其實,到這一步就可以向檢察院申請逮捕令了。
如果是普通人,在這麼多有力的證據面前,警方早就被採取刑事強制措施了,而不是還停留在傳喚階段。
主要是吳寧雖然是浦江分局的局長,可他卻沒有膽子拍板抓不抓柳承書,千億身價的老總不是隨便抓的,要考慮影響,考慮柳承書背後領導的意見。

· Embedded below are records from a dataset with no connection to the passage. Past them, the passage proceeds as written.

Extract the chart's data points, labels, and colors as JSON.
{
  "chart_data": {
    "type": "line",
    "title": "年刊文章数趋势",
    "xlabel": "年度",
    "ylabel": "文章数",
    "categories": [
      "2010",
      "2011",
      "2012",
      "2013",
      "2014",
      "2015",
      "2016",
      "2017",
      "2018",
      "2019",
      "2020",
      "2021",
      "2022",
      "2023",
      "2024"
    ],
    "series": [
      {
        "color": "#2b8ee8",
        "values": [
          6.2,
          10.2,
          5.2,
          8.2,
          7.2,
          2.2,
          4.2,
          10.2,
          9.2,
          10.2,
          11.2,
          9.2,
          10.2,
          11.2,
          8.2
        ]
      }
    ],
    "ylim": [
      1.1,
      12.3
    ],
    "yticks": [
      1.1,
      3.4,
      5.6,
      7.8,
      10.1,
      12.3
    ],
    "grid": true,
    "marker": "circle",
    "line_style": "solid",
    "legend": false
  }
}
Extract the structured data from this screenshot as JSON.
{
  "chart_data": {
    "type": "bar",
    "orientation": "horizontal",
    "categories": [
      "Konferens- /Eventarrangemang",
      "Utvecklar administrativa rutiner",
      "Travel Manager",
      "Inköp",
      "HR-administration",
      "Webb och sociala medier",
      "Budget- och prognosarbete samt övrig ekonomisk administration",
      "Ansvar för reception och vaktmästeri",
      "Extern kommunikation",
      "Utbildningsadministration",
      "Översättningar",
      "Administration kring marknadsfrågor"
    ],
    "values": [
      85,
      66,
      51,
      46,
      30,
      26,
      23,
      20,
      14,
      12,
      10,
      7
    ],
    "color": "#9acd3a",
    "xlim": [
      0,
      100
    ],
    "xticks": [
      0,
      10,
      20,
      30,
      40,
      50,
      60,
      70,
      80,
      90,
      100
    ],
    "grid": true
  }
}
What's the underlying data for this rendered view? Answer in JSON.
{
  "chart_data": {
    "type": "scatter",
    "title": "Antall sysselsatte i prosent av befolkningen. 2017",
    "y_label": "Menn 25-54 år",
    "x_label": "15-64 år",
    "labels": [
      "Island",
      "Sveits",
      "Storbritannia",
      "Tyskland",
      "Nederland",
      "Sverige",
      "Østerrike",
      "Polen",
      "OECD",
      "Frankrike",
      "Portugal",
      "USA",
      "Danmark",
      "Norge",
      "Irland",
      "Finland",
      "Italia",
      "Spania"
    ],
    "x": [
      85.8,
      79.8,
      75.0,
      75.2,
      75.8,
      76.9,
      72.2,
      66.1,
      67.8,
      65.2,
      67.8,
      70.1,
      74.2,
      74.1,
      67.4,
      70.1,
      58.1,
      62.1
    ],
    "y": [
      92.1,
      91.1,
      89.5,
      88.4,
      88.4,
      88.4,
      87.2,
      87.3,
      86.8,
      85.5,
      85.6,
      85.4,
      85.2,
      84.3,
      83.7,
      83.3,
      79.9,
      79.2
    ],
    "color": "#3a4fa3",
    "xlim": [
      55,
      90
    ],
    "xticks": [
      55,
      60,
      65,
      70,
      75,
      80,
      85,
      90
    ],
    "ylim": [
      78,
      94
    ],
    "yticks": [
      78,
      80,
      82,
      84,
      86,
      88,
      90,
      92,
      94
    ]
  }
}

市委的那些領導哪個跟柳承書不熟絡,他一個小小的分局局長不請示就下令抓這麼一位企業家,那可真是干到頭了。
「柳承書自己怎麼說,他認罪了?」
辛毅年沒想到會是這樣的結果。
監控,錄音,檢查報告全都有,證據鏈完整,那不就是捶死了嗎?
「沒有,柳承書的情緒很激動,他一直堅持說監控視頻和錄音內容是他和劉琳琳玩的情趣遊戲,他們在劇情演繹,他扮演的角色就是強迫女人的角色。」
「……」
辛毅年嘴角一抽,如果柳承書不是在強行狡辯,那他只能說年輕人玩得真花。
「你覺得呢?柳承書的解釋是狡辯,還是事實?」
辛毅年開口問道。
「這個…」
吳寧支支吾吾,辛毅年自然明白他的顧慮,當即說道,「前面是工作匯報,現在是你個人對案子的看法,但說無妨,沒有那麼多彎彎繞,我就是想聽聽你這個老公安人對這個案子的想法。」
「辛局,我覺得柳承書說的應該是實話,如果是狡辯,他編不出來這樣的說辭,另外從他回答問題時的表情和肢體語言,包括情緒來看,他也不像是在說謊。」
吳寧一本正經的說道,「但是這個罪名他怕是洗脫不了了,因為證據做得太紮實了,誰來了都無能為力,除非女方自己承認自己是誣告。」
吳寧說證據做得太紮實了。
言外之意是有人做局搞柳承書,而且做局之人手段極其高明,說是誣告構陷,可又不是。
畢竟柳承書確實是用暴力的方式跟劉琳琳發生了關係,這是改變不了的事實。
至於柳承書說他們在玩情趣遊戲,角色扮演,可是劉琳琳不認他的說法啊,一個全靠嘴說,一個證據確鑿,從法律的角度,信誰還用多說嗎?
「你叫人去跟劉琳琳接觸一下,問問她有沒有可能私底下和解,記住,千萬別給對方留下把柄,也不要強迫,就是問一下,如果她有和解的意願或者說提出什麼條件,我們可以代為轉告,如果不考慮和解的話,就先立案吧,後續聽我指示,你們不要擅自做決定。」